Interesting news today from the Windsor star. The DRIC group finally presented there border crossing plan.
The plan features 11 tunnels totalling 1.85 km in length, 240 acres of parkland covering the tunnels and 20 more creational trails. 12,000 jobs to be created mostly in Windsor. Here's the actual article from today:
DRIC defends its parkway plan
Doug Williamson, Windsor Star
Published: Thursday, May 01, 2008
WINDSOR - The Detroit River International Crossing study group defended the release of its $1.6 billion proposed Windsor-Essex Parkway Thursday, even though many of the technical details were not available for the public and the environmental assessment is not yet complete.
"We're not done yet but we've reached a very significant milestone," Dave Wake, the group's Windsor project manager, told a news conference.
The DRIC package announced Thursday calls for 11 tunnels totalling 1.85 km in length, 240 acres of parkland covering the tunnels and 20 more creational trails. Officials said 12,000 jobs will be created in Ontario, mostly in Windsor.
There are 300 properties along the proposed below-grade, six land freeway connecting Highway 401 to a new border crossing yet to be determined. Natarelli said some properties have already been purchased.
Wake and other officials also insisted the proposal contains many elements of the city's more ambitious GreenLink proposal, such as parkland and recrreational trails.
"We've incorporated the best of GreenLink," Wake said.
Added another provincial rrepresentative, Fausto Natarelli: "There's a lot of similarities between these two concepts."
Wake and Natarelli also said the DRIC team will meet with city council later this month.
Asked why the announcement was made Thursday when all the details are not complete, Natarelli said: "There's a significant amount of information that underpins the work."
Added Wake: "We're here to help move things ahead and reduce the uncertainty in the community."
Natarelli cited support from many outside groups, including Chrysler, the University of Windsor, the Windsor and District Chamber of Commerce, Windsor Regional Hospital, the Labourers and Teamters unions and local industrialist Michael Solcz.
"It's time that we move this thing along," Solcz said, adding he feels that DRIC has taken elements of GreenLink into account.
"We've got to move forward," said Peter Hrastovic of the chamber of commerce. "We are suffering in this comunity."
David Musyj, president and CEO of Windsor Regional Hospital, said the DRIC proposal will alleviate conditions for patients and staff of the hospital's western campus.
"Anything that removes congestion off Huron Line is a good solutiom," Musyj said. "It's just going to get worse if we don't do something."
But Mayor Eddie Francis was unenthusiastic about the government's long-awaited plan for border access roads.

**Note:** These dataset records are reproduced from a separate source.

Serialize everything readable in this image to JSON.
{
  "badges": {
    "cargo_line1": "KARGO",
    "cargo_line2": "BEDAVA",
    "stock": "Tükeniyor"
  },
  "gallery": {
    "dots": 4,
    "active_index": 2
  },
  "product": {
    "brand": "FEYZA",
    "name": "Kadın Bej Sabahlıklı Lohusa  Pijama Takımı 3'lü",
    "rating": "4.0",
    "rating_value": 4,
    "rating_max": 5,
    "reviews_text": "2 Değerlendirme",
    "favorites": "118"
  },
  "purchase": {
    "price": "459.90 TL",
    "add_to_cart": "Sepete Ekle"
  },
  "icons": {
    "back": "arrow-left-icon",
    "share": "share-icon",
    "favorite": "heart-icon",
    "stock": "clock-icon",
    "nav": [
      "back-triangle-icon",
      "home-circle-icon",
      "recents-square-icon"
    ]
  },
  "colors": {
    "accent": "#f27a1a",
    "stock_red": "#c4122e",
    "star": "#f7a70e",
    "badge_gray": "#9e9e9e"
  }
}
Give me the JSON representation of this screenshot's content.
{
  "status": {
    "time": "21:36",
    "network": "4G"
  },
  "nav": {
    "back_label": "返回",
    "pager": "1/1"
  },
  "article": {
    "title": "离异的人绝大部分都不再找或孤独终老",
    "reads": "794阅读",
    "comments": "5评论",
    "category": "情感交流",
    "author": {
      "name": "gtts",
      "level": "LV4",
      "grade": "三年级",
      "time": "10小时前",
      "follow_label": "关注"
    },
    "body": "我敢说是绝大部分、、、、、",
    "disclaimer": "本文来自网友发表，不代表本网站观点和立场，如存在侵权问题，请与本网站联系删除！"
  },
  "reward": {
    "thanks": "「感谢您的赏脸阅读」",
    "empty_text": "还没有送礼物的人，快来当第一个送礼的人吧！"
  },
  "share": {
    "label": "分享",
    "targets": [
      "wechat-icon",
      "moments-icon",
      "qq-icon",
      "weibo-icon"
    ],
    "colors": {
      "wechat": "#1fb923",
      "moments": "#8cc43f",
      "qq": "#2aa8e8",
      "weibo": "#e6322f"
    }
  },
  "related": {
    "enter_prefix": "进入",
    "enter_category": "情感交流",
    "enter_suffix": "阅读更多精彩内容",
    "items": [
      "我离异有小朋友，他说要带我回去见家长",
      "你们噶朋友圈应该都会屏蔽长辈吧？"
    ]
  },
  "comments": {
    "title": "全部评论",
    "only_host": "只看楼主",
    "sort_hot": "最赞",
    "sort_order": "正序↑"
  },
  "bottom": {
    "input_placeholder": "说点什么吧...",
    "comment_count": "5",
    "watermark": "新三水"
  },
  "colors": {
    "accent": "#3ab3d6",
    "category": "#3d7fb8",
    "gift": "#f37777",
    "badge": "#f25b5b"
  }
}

In an interview moments before the Detroit River International Crossing study group publicly announced its final recommendation, Francis called the proposal of the new Windsor-Essex Parkway little different than what several levels of government proposed last year.
"They have once again delayed the environmental assessment," Francis said, adding that there's virtually no change to the original tunnel proposals.
The Windsor-sponsored GreenLink proposal called for more tunnelling and greenspace than the DRIC recommendation - 3,830 metres compared to 1,800 metres, according to Francis.
"It's the same proposal, effectively, that they presented in August of 2007," Francis said.
Francis is pleased that DRIC added tunnel at Spring Garden, but is disappointed that some was reduced at Cousineau.
Francis said DRIC did one thing well: its marketing video.
The slick video played at the announcement, repeatedly hammering home one line: "The Windsor-Essex Parkway is the right solution now."
A crowd of construction workers and representatives of the companies that employ them were on hand Thursday at the Holiday Inn in Windsor as area industrial, municipal and other officials got a first look at the Detroit River International Crossing study group's proposed border solution.
"The parkway provides a modern state-of-the-art freeway with the flexibility to meet the unique needs of a border crossing, with the added benefit of over 1.8 kilometres of tunnels," intoned the video's narrator. "Traffic will no longer have to brake, idle or accelerate at traffic signals, helping to reduce tailpipe emission and ease congestion."
The video touted benefits such as improved air quality, better community connections, and jobs.
"The parkway represents one of Canada's most ambitious roadway projects ever," the video says. "Once completed, the Windsor-Essex Parkway will host the most modern border transportation in North America."
DRIC said it will be the most expensive highway built in Ontario, and will create an estimated 12,000 jobs.
"Today's a monumental day," said Jim Lyons, executive director of the Heavy Construction Association of Windsor, which represents 70 companies and "thousands" of workers. The association brought along several front-end loaders, dump trucks and other pieces of construction equipment, which jammed the already full parking lot.
"We know this has been a long process," Lyons said. "We're hungry for work. We're going to be at full employment. There's going to be substantial construction. We're going to be a very busy sector."
Additional details will be posted on windsorstar.com as they are released and full coverage, including maps and graphics, will be published in Friday's Windsor Star.
FYI
The city spent over 4 million dollars on the creation of the greenlink border solution and recently invested 300,000 dollars in promotional advertising for the greenlink plan.